The oriented covering relation of a poset, which could be given as a pair of functions $\Delta^-, \Delta^+: P_n \to \mathcal{P}(P_{n-1})$ sending a rank $n$ element to the sets of its rank $(n-1)$ source, resp. target faces, can then be expressed as a pair of functions $d^-, d^+: \mathbb{Z}P_n \to \mathbb{Z}P_{n-1}$ sending a generator to the sum of its source, resp. target faces; and it turns out that setting $d := d^+ - d^-$ in each grade makes the free graded abelian groups into chain complexes.
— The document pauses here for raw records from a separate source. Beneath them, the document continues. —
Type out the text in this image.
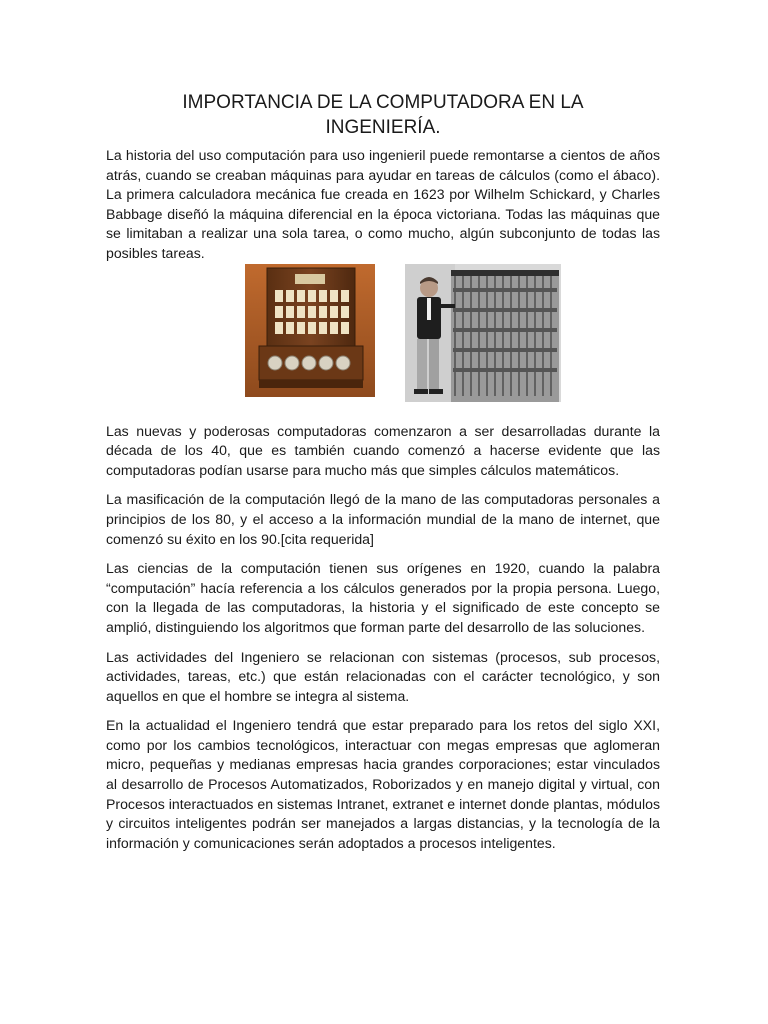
IMPORTANCIA DE LA COMPUTADORA EN LA INGENIERÍA.

La historia del uso computación para uso ingenieril puede remontarse a cientos de años atrás, cuando se creaban máquinas para ayudar en tareas de cálculos (como el ábaco). La primera calculadora mecánica fue creada en 1623 por Wilhelm Schickard, y Charles Babbage diseñó la máquina diferencial en la época victoriana. Todas las máquinas que se limitaban a realizar una sola tarea, o como mucho, algún subconjunto de todas las posibles tareas.

Las nuevas y poderosas computadoras comenzaron a ser desarrolladas durante la década de los 40, que es también cuando comenzó a hacerse evidente que las computadoras podían usarse para mucho más que simples cálculos matemáticos.

La masificación de la computación llegó de la mano de las computadoras personales a principios de los 80, y el acceso a la información mundial de la mano de internet, que comenzó su éxito en los 90.[cita requerida]

Las ciencias de la computación tienen sus orígenes en 1920, cuando la palabra “computación” hacía referencia a los cálculos generados por la propia persona. Luego, con la llegada de las computadoras, la historia y el significado de este concepto se amplió, distinguiendo los algoritmos que forman parte del desarrollo de las soluciones.

Las actividades del Ingeniero se relacionan con sistemas (procesos, sub procesos, actividades, tareas, etc.) que están relacionadas con el carácter tecnológico, y son aquellos en que el hombre se integra al sistema.

En la actualidad el Ingeniero tendrá que estar preparado para los retos del siglo XXI, como por los cambios tecnológicos, interactuar con megas empresas que aglomeran micro, pequeñas y medianas empresas hacia grandes corporaciones; estar vinculados al desarrollo de Procesos Automatizados, Roborizados y en manejo digital y virtual, con Procesos interactuados en sistemas Intranet, extranet e internet donde plantas, módulos y circuitos inteligentes podrán ser manejados a largas distancias, y la tecnología de la información y comunicaciones serán adoptados a procesos inteligentes.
Essentially all the additional structure & properties (the “chosen submonoid”, the unital basis, etc.) of ADCs are there to characterise those that arise as free graded abelian groups on the oriented graded posets from the earlier papers.
So in brief:

• the “oriented graded posets” are the “right objects”;
• chain complexes have the “right morphisms”;
• all the extra stuff on chain complexes is there to identify the ones that arise from the “right objects” as free graded abelian groups.

Amar Hadzihasanovic (Apr 14 2022 at 17:16):

(I should specify that “oriented graded poset” is my own terminology from my papers developing on this work and is not how Steiner called them)

Tim Campion (Apr 15 2022 at 04:35):

@Amar Hadzihasanovic Thanks, this is some fantastic context! I will need some time to digest it.

Tim Campion (Apr 15 2022 at 04:36):

I'm really amazed by how well-adapted ADC's are particularly in the context of the Gray tensor product

Tim Campion (Apr 15 2022 at 04:37):

Steiner shows that on a dense subcategory of ADC's, the equivalence to a dense subcategory of $\omega$-categories is not only fully faithful, but monoidal, and not only monoidal, but also preserves internal homs!

Tim Campion (Apr 15 2022 at 04:38):

I really don't know many nontrivial examples of functors which preserve both a monoidal product and the internal hom!

Tim Campion (Apr 15 2022 at 04:40):

Also, to be precise, chain complexes don't quite have the right morphisms -- you need the monoids of positive elements to get this, right?

Amar Hadzihasanovic (Apr 15 2022 at 06:02):

Yes, that's right. Indeed passing to free graded commutative monoids would be enough to get the "missing" morphisms but then you wouldn't get all the nice structure of chain complexes.